Obama says don’t blame him for Trump, GOP ‘crackup’

President Obama on Thursday flatly rejected accusations that he is responsible for the rise of Donald Trump and the Republican primary “crackup,” saying the GOP has only itself to blame for the tinsel-haired showman’s stunning success.

“I have been blamed by Republicans for a lot of things, but being blamed for their primaries and who they’re selecting for their party is novel,” Obama told reporters at a joint press conference with visiting Canadian Prime Minister Justin Trudeau.

“What I’m not going to do is to validate some notion that the Republican crackup that’s been taking place is a consequence of actions that I’ve taken,” the president said.

Trump’s rise to odds-on favorite in the race for the Republican presidential nomination has shocked the political establishment and pundits.
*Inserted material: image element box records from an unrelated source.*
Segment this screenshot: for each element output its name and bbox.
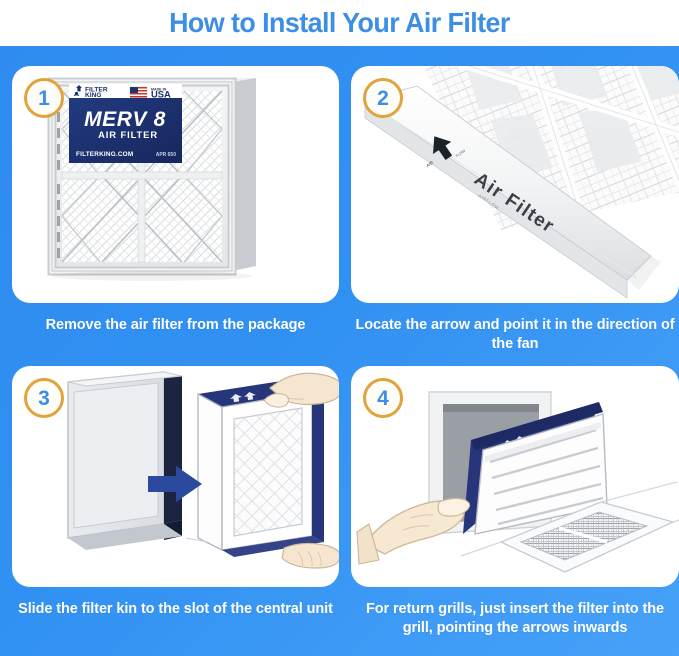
svg-text:USA: USA [151, 88, 171, 99]
infographic-root: How to Install Your Air Filter [0, 0, 679, 656]
svg-text:FILTERKING.COM: FILTERKING.COM [76, 151, 133, 158]
step-caption-2: Locate the arrow and point it in the dir… [351, 316, 679, 354]
hand-top [264, 373, 339, 407]
filter-panel [198, 380, 324, 557]
page-title: How to Install Your Air Filter [169, 7, 510, 39]
svg-text:APR 650: APR 650 [156, 152, 177, 158]
product-label: FILTER KING MADE IN [69, 84, 182, 163]
step-panel-4: 4 For return grills, just insert the fil… [351, 366, 679, 656]
title-bar: How to Install Your Air Filter [0, 0, 679, 46]
step-badge-2: 2 [363, 78, 403, 118]
step-badge-3: 3 [24, 378, 64, 418]
step-badge-4: 4 [363, 378, 403, 418]
step-panel-1: FILTER KING MADE IN [12, 66, 339, 366]
svg-text:MERV 8: MERV 8 [84, 108, 166, 131]
hand-bottom [282, 543, 339, 568]
svg-text:KING: KING [85, 92, 101, 99]
central-unit [68, 372, 182, 550]
step-badge-1: 1 [24, 78, 64, 118]
svg-text:AIR FILTER: AIR FILTER [98, 129, 158, 140]
step-panel-2: AIR FLOW Air Filter AIRFLOW 2 Locate th [351, 66, 679, 366]
step-panel-3: 3 Slide the filter kin to the slot of th… [12, 366, 339, 656]
steps-stage: FILTER KING MADE IN [0, 46, 679, 656]
step-caption-1: Remove the air filter from the package [12, 316, 339, 335]
step-caption-3: Slide the filter kin to the slot of the … [12, 600, 339, 619]
step-caption-4: For return grills, just insert the filte… [351, 600, 679, 638]
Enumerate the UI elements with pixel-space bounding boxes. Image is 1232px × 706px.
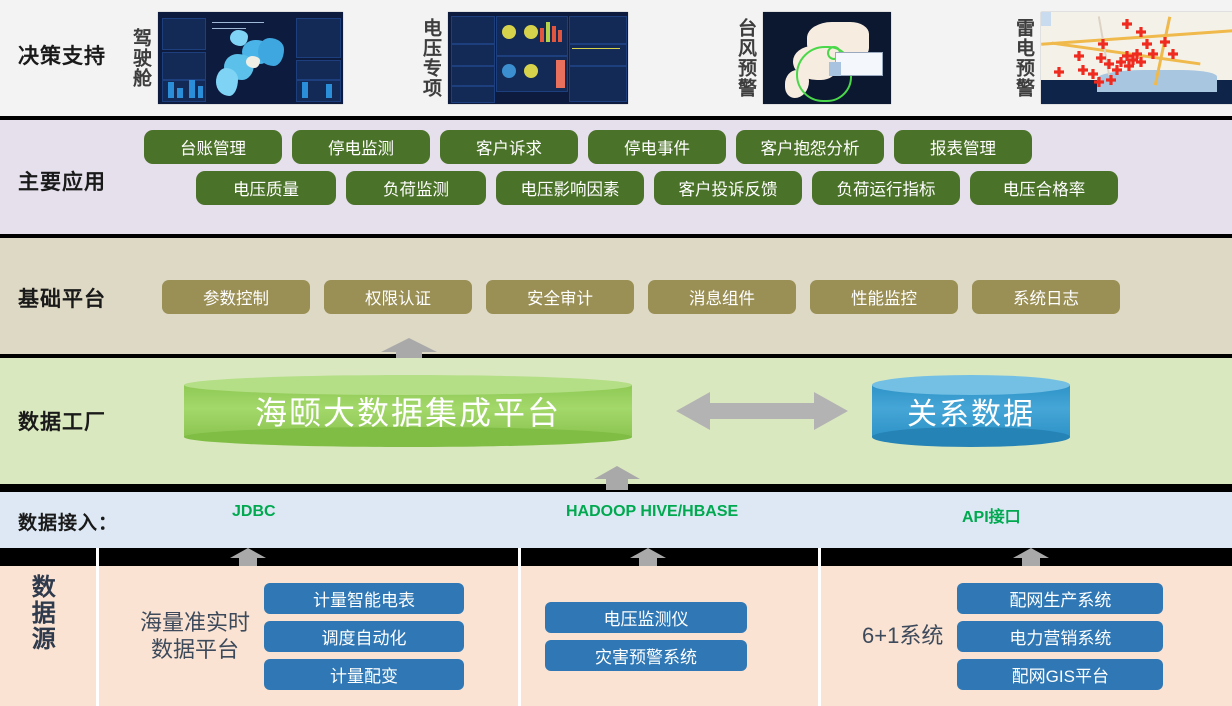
application-pills: 台账管理 停电监测 客户诉求 停电事件 客户抱怨分析 报表管理 电压质量 负荷监… [144,130,1224,212]
foundation-platform-label: 基础平台 [18,283,106,313]
app-pill[interactable]: 停电事件 [588,130,726,164]
source-group-realtime: 海量准实时 数据平台 计量智能电表 调度自动化 计量配变 [140,566,464,706]
source-divider [96,566,99,706]
app-pill[interactable]: 客户诉求 [440,130,578,164]
source-item-stack: 电压监测仪 灾害预警系统 [545,602,747,671]
source-rail [96,548,99,566]
decision-item-label: 电压专项 [420,18,440,98]
cockpit-dashboard-thumbnail[interactable] [158,12,343,104]
decision-item-label: 雷电预警 [1013,18,1033,98]
source-divider [818,566,821,706]
base-pill[interactable]: 安全审计 [486,280,634,314]
main-applications-band: 主要应用 台账管理 停电监测 客户诉求 停电事件 客户抱怨分析 报表管理 电压质… [0,120,1232,234]
typhoon-warning-map-thumbnail[interactable] [763,12,891,104]
source-divider [518,566,521,706]
access-item-api[interactable]: API接口 [962,503,1021,527]
source-group-6plus1: 6+1系统 配网生产系统 电力营销系统 配网GIS平台 [862,566,1163,706]
source-rail [818,548,821,566]
decision-item-cockpit[interactable]: 驾驶舱 [130,0,343,116]
source-rail [518,548,521,566]
app-pill[interactable]: 电压合格率 [970,171,1118,205]
source-item[interactable]: 电压监测仪 [545,602,747,633]
relational-database-cylinder[interactable]: 关系数据 [872,375,1070,447]
app-pill[interactable]: 停电监测 [292,130,430,164]
decision-item-typhoon[interactable]: 台风预警 [735,0,891,116]
application-row-1: 台账管理 停电监测 客户诉求 停电事件 客户抱怨分析 报表管理 [144,130,1224,164]
base-pill[interactable]: 性能监控 [810,280,958,314]
relational-database-label: 关系数据 [907,389,1035,433]
app-pill[interactable]: 电压质量 [196,171,336,205]
source-item[interactable]: 电力营销系统 [957,621,1163,652]
source-item[interactable]: 计量智能电表 [264,583,464,614]
access-item-hadoop[interactable]: HADOOP HIVE/HBASE [566,503,738,521]
source-group-title-line1: 海量准实时 [140,609,250,637]
application-row-2: 电压质量 负荷监测 电压影响因素 客户投诉反馈 负荷运行指标 电压合格率 [196,171,1224,205]
arrow-source3-to-access [1013,548,1049,566]
base-pill[interactable]: 消息组件 [648,280,796,314]
decision-item-voltage[interactable]: 电压专项 [420,0,628,116]
foundation-platform-band: 基础平台 参数控制 权限认证 安全审计 消息组件 性能监控 系统日志 [0,238,1232,354]
big-data-integration-platform-cylinder[interactable]: 海颐大数据集成平台 [184,375,632,447]
big-data-platform-label: 海颐大数据集成平台 [255,388,561,434]
source-item[interactable]: 配网生产系统 [957,583,1163,614]
bidirectional-arrow-icon [676,392,848,430]
architecture-diagram: 决策支持 驾驶舱 [0,0,1232,706]
foundation-pills: 参数控制 权限认证 安全审计 消息组件 性能监控 系统日志 [162,280,1120,314]
voltage-special-dashboard-thumbnail[interactable] [448,12,628,104]
data-source-band: 数据源 海量准实时 数据平台 计量智能电表 调度自动化 计量配变 电压监测仪 灾… [0,566,1232,706]
app-pill[interactable]: 负荷运行指标 [812,171,960,205]
source-item[interactable]: 灾害预警系统 [545,640,747,671]
main-applications-label: 主要应用 [18,166,106,196]
base-pill[interactable]: 系统日志 [972,280,1120,314]
data-factory-label: 数据工厂 [18,406,106,436]
source-item[interactable]: 计量配变 [264,659,464,690]
app-pill[interactable]: 负荷监测 [346,171,486,205]
source-group-title: 海量准实时 数据平台 [140,609,250,664]
app-pill[interactable]: 台账管理 [144,130,282,164]
app-pill[interactable]: 电压影响因素 [496,171,644,205]
arrow-access-to-factory [594,466,640,490]
decision-support-label: 决策支持 [18,40,106,70]
app-pill[interactable]: 报表管理 [894,130,1032,164]
access-item-jdbc[interactable]: JDBC [232,503,276,521]
base-pill[interactable]: 参数控制 [162,280,310,314]
app-pill[interactable]: 客户投诉反馈 [654,171,802,205]
decision-item-lightning[interactable]: 雷电预警 [1013,0,1232,116]
decision-item-label: 驾驶舱 [130,28,150,88]
base-pill[interactable]: 权限认证 [324,280,472,314]
source-group-monitoring: 电压监测仪 灾害预警系统 [545,566,747,706]
decision-item-label: 台风预警 [735,18,755,98]
lightning-warning-map-thumbnail[interactable] [1041,12,1232,104]
source-group-title-line2: 数据平台 [140,636,250,664]
data-source-label: 数据源 [28,574,53,652]
arrow-source1-to-access [230,548,266,566]
decision-support-band: 决策支持 驾驶舱 [0,0,1232,116]
source-item[interactable]: 调度自动化 [264,621,464,652]
source-item-stack: 配网生产系统 电力营销系统 配网GIS平台 [957,583,1163,690]
source-group-title-line1: 6+1系统 [862,622,943,650]
decision-thumbnails: 驾驶舱 [120,0,1232,116]
source-group-title: 6+1系统 [862,622,943,650]
source-item-stack: 计量智能电表 调度自动化 计量配变 [264,583,464,690]
app-pill[interactable]: 客户抱怨分析 [736,130,884,164]
source-item[interactable]: 配网GIS平台 [957,659,1163,690]
data-access-band: 数据接入： JDBC HADOOP HIVE/HBASE API接口 [0,492,1232,548]
data-access-label: 数据接入： [18,508,118,535]
arrow-source2-to-access [630,548,666,566]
Some conservative figures have started to blame Obama for the brash New Yorker’s unexpected political triumphs in the early phase of the 2016 campaign.

Obama, standing next to Trudeau in the White House Rose Garden, acknowledged having “heard this argument a number of times” but charged that Trump flared up out of anger fueled by Republican leaders and conservative media.


President Obama and Canadian Prime Minister Justin Trudeau hold a joint press conference in the Rose Garden of the White House. (Photo: Chip Somodevilla/Getty Images)

“The Republican political elites and many of the information outlets — social media, news outlets, talk radio, television stations — have been feeding the Republican base, for the last seven years, a notion that everything I do is to be opposed; that cooperation or compromise somehow is a betrayal; that maximalist, absolutist positions on issues are politically advantageous; that there is a them-out-there and an us — and ‘them’ are the folks who are causing whatever problems you’re experiencing,” Obama said.

“What you’re seeing within the Republican Party is, to some degree, all those efforts, over a course of time, creating an environment where somebody like a Donald Trump can thrive,” Obama said. “He’s just doing more of what has been done for the last seven and a half years.”

A few years ago, Trump became the standard-bearer for the racism-tinged “birther” movement, whose followers profess to believe that the nation’s first black president was born in Kenya rather than his actual birthplace of Hawaii and is thus not eligible for the office he was twice elected to. Obama eventually released his long-form birth certificate.

“I don’t think that I was the one to prompt questions about my birth certificate, for example,” he added. “I don’t remember saying, ‘Hey, why don’t you ask me about that? Why don’t you question whether I’m American or whether I’m loyal or whether I have America’s best interests at heart?’”

Obama said Trump’s views on issues like immigration are “not very different” from those of some of his rivals for the GOP nomination, including Senators Ted Cruz and Marco Rubio. “Mr. Trump might just be more provocative in terms of how he says it, but the actual positions aren’t that different,” the president said.

Obama, who has previously predicted that Trump will not win the White House, said it was time for “thoughtful conservatives” to fight for the soul of their party.

“I think it is very important for them to reflect on what it is about the politics they’ve engaged in that allows the circus we’ve been seeing to transpire and to do some introspection,” Obama said. “I want a serious, effective Republican Party, in part to challenge some of the blind spots and dogmas in the Democratic Party.”

Trudeau, asked to weigh in on the 2016 race and what impact a Trump victory might have on U.S.-Canada relations, sidestepped the question.

“I have tremendous confidence in the American people and look forward to working with whomever they choose to send to this White House later this year,” he said.